Gabriel turned his back to The Last Judgment and gazed down the length of the rectangular chapel, past the frescoes by Botticelli and Perugino, toward the little potbellied stove where ballots were burned during papal conclaves. Then he recited, “ ‘The House which King Solomon built for the Lord was sixty cubits long, twenty cubits wide, and thirty cubits high.’ ”

“Kings,” said Donati. “Chapter six, verse two.”

Gabriel lifted his face toward the ceiling. “Your forefathers built this rather simple chapel to the exact dimensions of the Temple of Solomon for a reason. But why? Did they wish to pay tribute to their elder brothers the Jews? Or were they declaring that the old law had been superseded by the new law, that the ancient temple had been brought to Rome, along with the sacred contents of the Holy of Holies?”

“Perhaps it was a little of both,” said Donati philosophically.

“How diplomatic of you, Monsignor.”

“I was trained as a Jesuit. Obfuscation is our strong suit.”

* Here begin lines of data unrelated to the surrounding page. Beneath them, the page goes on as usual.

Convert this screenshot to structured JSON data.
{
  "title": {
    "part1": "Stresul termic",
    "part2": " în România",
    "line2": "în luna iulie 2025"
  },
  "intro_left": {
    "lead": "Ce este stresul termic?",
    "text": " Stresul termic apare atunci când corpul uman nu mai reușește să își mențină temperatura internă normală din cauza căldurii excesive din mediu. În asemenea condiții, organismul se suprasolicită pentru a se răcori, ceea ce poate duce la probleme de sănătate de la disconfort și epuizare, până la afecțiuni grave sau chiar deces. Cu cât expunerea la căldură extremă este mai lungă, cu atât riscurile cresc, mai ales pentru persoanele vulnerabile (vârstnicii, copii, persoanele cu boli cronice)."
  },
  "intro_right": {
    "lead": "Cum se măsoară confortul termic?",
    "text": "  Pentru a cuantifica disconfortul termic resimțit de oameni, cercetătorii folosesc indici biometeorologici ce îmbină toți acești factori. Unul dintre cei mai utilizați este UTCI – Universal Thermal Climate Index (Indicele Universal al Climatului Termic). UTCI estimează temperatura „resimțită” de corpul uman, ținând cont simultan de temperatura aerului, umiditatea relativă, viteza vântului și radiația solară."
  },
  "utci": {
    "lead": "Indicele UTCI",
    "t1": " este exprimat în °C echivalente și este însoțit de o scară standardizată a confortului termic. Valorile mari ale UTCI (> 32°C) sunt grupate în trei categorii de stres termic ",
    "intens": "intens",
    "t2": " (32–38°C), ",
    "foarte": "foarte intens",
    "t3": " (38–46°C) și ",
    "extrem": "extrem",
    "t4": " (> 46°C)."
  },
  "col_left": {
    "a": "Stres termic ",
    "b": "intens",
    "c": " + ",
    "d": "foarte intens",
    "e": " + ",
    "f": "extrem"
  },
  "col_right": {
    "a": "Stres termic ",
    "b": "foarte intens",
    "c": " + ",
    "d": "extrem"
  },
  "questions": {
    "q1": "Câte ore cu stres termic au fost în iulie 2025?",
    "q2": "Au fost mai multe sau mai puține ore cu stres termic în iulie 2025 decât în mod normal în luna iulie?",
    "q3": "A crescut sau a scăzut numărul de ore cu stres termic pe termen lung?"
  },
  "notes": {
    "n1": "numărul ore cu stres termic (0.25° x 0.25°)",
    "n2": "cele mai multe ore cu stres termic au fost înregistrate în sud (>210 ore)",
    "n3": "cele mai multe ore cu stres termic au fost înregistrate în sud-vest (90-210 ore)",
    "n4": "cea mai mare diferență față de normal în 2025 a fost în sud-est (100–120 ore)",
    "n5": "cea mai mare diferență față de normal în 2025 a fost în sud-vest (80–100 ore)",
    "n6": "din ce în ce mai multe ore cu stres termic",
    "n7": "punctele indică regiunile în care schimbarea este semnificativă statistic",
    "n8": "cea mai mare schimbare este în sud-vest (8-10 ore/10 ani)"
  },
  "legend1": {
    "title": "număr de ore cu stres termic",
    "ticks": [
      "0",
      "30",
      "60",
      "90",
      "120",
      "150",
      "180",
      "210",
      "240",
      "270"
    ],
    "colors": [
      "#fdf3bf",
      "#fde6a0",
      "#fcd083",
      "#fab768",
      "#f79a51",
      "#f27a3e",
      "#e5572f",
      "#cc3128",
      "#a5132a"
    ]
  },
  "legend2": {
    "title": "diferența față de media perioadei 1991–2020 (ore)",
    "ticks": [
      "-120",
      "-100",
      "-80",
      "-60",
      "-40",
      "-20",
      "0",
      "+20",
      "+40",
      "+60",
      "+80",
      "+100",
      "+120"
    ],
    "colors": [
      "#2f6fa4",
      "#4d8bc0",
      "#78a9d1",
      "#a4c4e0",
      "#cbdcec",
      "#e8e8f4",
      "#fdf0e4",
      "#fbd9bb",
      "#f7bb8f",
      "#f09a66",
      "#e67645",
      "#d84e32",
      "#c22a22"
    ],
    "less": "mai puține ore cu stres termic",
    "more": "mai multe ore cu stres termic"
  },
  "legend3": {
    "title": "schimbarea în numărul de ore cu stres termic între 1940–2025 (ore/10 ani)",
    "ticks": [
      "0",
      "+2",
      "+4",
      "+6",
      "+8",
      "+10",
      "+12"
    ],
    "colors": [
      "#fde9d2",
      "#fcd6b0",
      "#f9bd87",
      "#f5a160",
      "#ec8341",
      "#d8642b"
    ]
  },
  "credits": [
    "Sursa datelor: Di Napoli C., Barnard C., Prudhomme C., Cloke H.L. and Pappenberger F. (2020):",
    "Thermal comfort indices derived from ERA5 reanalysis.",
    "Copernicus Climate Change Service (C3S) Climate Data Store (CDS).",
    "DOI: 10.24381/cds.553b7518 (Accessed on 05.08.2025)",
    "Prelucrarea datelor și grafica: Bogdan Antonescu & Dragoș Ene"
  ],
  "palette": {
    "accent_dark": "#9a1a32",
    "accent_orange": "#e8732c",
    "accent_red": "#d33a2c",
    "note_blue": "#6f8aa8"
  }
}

Gabriel pondered his wristwatch. “It’s rather late in the morning for this place to be empty.”

“Yes,” Donati said absently.

“Where are the tourists, Luigi?”

“For the moment, only the museums are open to the public.”

“Why?”

“We have a problem.”

“Where?”

Donati frowned and tilted his head toward the left.

The stairwell leading from the glory of the Sistine Chapel to the most magnificent church in Christendom is decidedly ugly. A gray-green tube with slick cement walls, it deposited Gabriel and Donati into the Basilica, not far from the Chapel of the Pietà. In the center of the nave, a yellow tarpaulin was spread over the unmistakable form of a human corpse. Standing over it were two men. Gabriel knew them both. One was Colonel Alois Metzler, commandant of the Pontifical Swiss Guard. The other was Lorenzo Vitale, chief of the Corpo della Gendarmeria, the Vatican’s 130-member police force. In his previous life, Vitale had investigated government corruption cases for Italy’s powerful Guardia di Finanza. Metzler was retired Swiss Army. His predecessor, Karl Brunner, had been killed in the al-Qaeda terrorist attack on the Vatican.